Well, the reason I left Chicago was for my own personal goals. I wanted to learn how to write for orchestra, basically, which is a totally different, outside-of-House-Music sort of thing. I did a masters program in London that was teaching me how to write for orchestra and film scoring. That’s what took me out of Chicago.
The difficult thing about making it outside of the States in general is that it’s difficult to say yes to gigs in Europe. Right now I can say yes to an offer anywhere, even if it’s just one show. Before, when I lived in Chicago, that wasn’t possible – I had to get my flight there and stuff and that usually meant having more than one booking. There’s a lot of momentum and stuff going on in the UK and European scene at the moment and it’s been helpful while living in London that I’ve been able to say yes to a lot more opportunities and be more flexible and more mobile.

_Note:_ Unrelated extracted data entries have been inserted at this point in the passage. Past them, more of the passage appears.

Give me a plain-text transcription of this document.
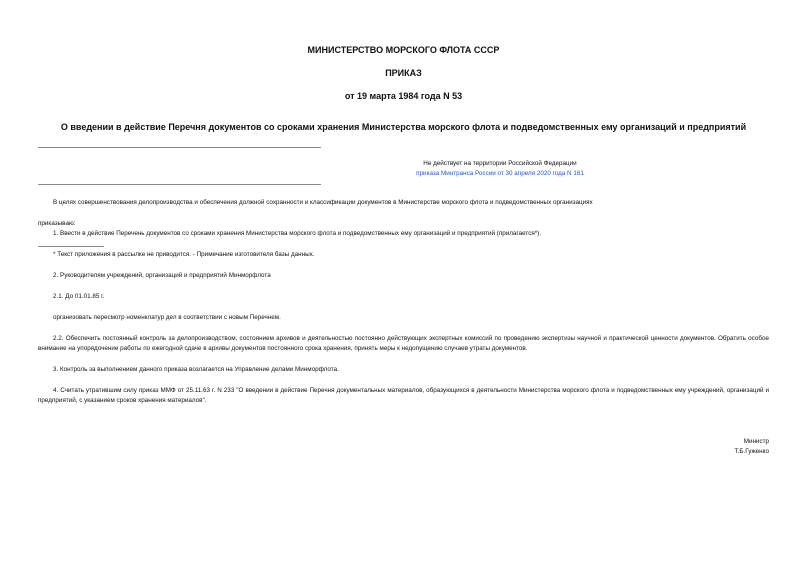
МИНИСТЕРСТВО МОРСКОГО ФЛОТА СССР
ПРИКАЗ
от 19 марта 1984 года N 53
О введении в действие Перечня документов со сроками хранения Министерства морского флота и подведомственных ему организаций и предприятий
Не действует на территории Российской Федерации
приказа Минтранса России от 30 апреля 2020 года N 161
В целях совершенствования делопроизводства и обеспечения должной сохранности и классификации документов в Министерстве морского флота и подведомственных организациях
приказываю:
1. Ввести в действие Перечень документов со сроками хранения Министерства морского флота и подведомственных ему организаций и предприятий (прилагается*).
* Текст приложения в рассылке не приводится. - Примечание изготовителя базы данных.
2. Руководителям учреждений, организаций и предприятий Минморфлота
2.1. До 01.01.85 г.
организовать пересмотр номенклатур дел в соответствии с новым Перечнем.
2.2. Обеспечить постоянный контроль за делопроизводством, состоянием архивов и деятельностью постоянно действующих экспертных комиссий по проведению экспертизы научной и практической ценности документов. Обратить особое внимание на упорядочение работы по ежегодной сдаче в архивы документов постоянного срока хранения, принять меры к недопущению случаев утраты документов.
3. Контроль за выполнением данного приказа возлагается на Управление делами Минморфлота.
4. Считать утратившим силу приказ ММФ от 25.11.63 г. N 233 "О введении в действие Перечня документальных материалов, образующихся в деятельности Министерства морского флота и подведомственных ему учреждений, организаций и предприятий, с указанием сроков хранения материалов".
Министр
Т.Б.Гуженко
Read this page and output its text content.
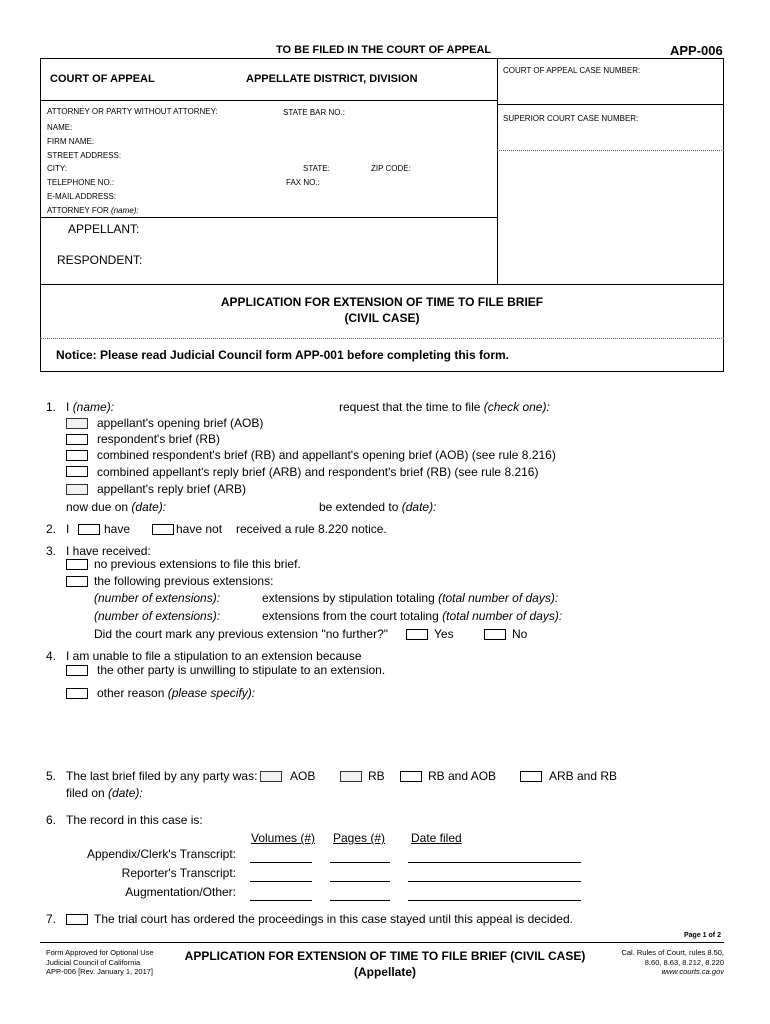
TO BE FILED IN THE COURT OF APPEAL	APP-006
COURT OF APPEAL	APPELLATE DISTRICT, DIVISION
COURT OF APPEAL CASE NUMBER:
SUPERIOR COURT CASE NUMBER:
ATTORNEY OR PARTY WITHOUT ATTORNEY:	STATE BAR NO.:
NAME:
FIRM NAME:
STREET ADDRESS:
CITY:	STATE:	ZIP CODE:
TELEPHONE NO.:	FAX NO.:
E-MAIL ADDRESS:
ATTORNEY FOR (name):
APPELLANT:
RESPONDENT:
APPLICATION FOR EXTENSION OF TIME TO FILE BRIEF
(CIVIL CASE)
Notice: Please read Judicial Council form APP-001 before completing this form.
1. I (name):	request that the time to file (check one):
appellant's opening brief (AOB)
respondent's brief (RB)
combined respondent's brief (RB) and appellant's opening brief (AOB) (see rule 8.216)
combined appellant's reply brief (ARB) and respondent's brief (RB) (see rule 8.216)
appellant's reply brief (ARB)
now due on (date):	be extended to (date):
2. I	have	have not received a rule 8.220 notice.
3. I have received:
no previous extensions to file this brief.
the following previous extensions:
(number of extensions):	extensions by stipulation totaling (total number of days):
(number of extensions):	extensions from the court totaling (total number of days):
Did the court mark any previous extension "no further?"	Yes	No
4. I am unable to file a stipulation to an extension because
the other party is unwilling to stipulate to an extension.
other reason (please specify):
5. The last brief filed by any party was:	AOB	RB	RB and AOB	ARB and RB
filed on (date):
6. The record in this case is:
Volumes (#) Pages (#) Date filed
Appendix/Clerk's Transcript:
Reporter's Transcript:
Augmentation/Other:
7.	The trial court has ordered the proceedings in this case stayed until this appeal is decided.
Page 1 of 2
Form Approved for Optional Use
Judicial Council of California
APP-006 [Rev. January 1, 2017]
APPLICATION FOR EXTENSION OF TIME TO FILE BRIEF (CIVIL CASE)
(Appellate)
Cal. Rules of Court, rules 8.50,
8.60, 8.63, 8.212, 8.220
www.courts.ca.gov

But I don’t know… I don’t even know what “making it” is anymore, Terry. If you make good music, and you’re able to survive off making it I think that means you’ve made it.
Just being able to make music you genuinely like is a big part of the success thing for me. This album that I made with Tevo… I actually like it! If I just put together something to use as a tool to get somewhere else in my career, I probably wouldn’t like the music as much. To be able to make music that you really like and that you’re passionate about, and to have it come out on vinyl and have it distributed around the world – that is cool. I don’t know if I’ll make another house album after this, but I enjoyed it.